Challenges Faced by Ukrainian Fact-Checkers in Communicating Information to the Audience

The level of trust among Ukrainians towards fakes remains unacceptably high. Ordinary Ukrainians are not ready to conduct fact-checking on their own.

The study ‘Fake news and disinformation discourse in the Ukrainian media space’ prepared by NGO “CAT-UA: Communication Analysis Team – Ukraine” for the Netzwerk für Osteuropa-Berichterstattung e.V. (n-ost)

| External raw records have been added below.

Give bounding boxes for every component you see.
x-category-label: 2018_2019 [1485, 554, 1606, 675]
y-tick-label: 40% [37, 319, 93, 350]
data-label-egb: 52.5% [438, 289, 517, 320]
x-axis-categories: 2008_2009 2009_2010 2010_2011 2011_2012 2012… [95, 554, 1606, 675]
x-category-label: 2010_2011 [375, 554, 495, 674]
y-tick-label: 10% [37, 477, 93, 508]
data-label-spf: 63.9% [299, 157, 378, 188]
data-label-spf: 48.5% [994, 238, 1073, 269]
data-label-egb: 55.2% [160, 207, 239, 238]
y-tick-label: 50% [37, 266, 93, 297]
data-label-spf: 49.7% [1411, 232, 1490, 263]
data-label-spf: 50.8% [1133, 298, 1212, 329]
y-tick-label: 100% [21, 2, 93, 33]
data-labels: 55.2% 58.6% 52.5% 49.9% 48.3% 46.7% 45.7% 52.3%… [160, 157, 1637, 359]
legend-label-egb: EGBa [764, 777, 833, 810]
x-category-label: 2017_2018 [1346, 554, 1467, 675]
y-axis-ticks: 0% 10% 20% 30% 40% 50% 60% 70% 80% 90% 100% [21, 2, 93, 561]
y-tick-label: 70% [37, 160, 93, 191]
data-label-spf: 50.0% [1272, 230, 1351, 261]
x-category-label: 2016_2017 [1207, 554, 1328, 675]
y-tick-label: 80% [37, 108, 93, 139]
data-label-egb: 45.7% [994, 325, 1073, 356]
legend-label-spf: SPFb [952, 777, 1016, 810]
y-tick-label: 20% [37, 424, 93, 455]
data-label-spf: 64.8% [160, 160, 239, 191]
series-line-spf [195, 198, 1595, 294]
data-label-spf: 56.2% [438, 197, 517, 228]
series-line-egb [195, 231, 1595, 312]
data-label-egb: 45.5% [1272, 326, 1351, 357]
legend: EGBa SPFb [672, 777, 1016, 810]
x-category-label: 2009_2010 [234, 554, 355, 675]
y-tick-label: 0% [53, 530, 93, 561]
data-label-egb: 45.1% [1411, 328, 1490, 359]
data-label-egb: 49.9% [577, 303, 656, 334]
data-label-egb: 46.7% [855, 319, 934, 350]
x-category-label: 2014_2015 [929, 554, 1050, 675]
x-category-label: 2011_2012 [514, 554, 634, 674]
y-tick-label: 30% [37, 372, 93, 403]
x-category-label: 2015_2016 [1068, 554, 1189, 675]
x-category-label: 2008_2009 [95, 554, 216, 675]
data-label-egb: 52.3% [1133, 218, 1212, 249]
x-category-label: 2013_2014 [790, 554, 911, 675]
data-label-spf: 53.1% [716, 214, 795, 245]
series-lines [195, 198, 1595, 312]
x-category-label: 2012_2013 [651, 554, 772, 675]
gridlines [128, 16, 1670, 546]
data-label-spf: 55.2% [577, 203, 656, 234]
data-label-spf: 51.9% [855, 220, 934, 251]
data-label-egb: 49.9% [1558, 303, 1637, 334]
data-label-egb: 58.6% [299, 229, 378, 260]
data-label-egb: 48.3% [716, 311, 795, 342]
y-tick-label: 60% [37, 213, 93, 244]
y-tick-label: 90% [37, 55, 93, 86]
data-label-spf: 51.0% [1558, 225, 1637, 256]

Despite some increase in critical attitude towards Russian fakes, it is difficult to claim that Ukrainian society has a sufficient level of media literacy.
Russian fakes have become more emotional: they either scare or attract in order to divide Ukrainian society.
The mass audience is not willing to learn fact-checking systematically, but is willing to consider simple recommendations: to be critical of information from unknown sources and to trust official sources.
The content of Ukrainian fact-checkers has limited coverage due to insufficient cooperation with popular media and weak promotion of their communication channels on social media.
Although the Ukrainian fact-checking community has achieved significant success in combating disinformation, there is a need for further improvement in communication with the public, greater attention to media issues at the local level, and an increase in the level of information literacy among the population.
Only through joint efforts can we counter disinformation and support a strong, democratic society.

To conduct the expert opinion study, a group of six Ukrainian media experts was selected, whose key competencies, confirmed by scientific publications and/or verified practical achievements, were expected to include at least the following:

  • Mass communication theory/media quality assessment;
  • Mass communication practice/media consulting;
  • Practical fact-checking;
  • Theoretical assessment of Ukrainian local media issues;
  • Practice in projects supporting Ukrainian local media.

The expert study was conducted in two stages:
1. Personal interviews with experts using a single script, covering key research questions in general.
2. Group discussion with experts (focus group discussion, hereafter referred to as FGD), in which a part of the questions from the personal interviews script was presented in a slightly expanded form to clarify specific nuances of expert opinion, as well as questions regarding the project’s goals, with the presentation of corresponding slides.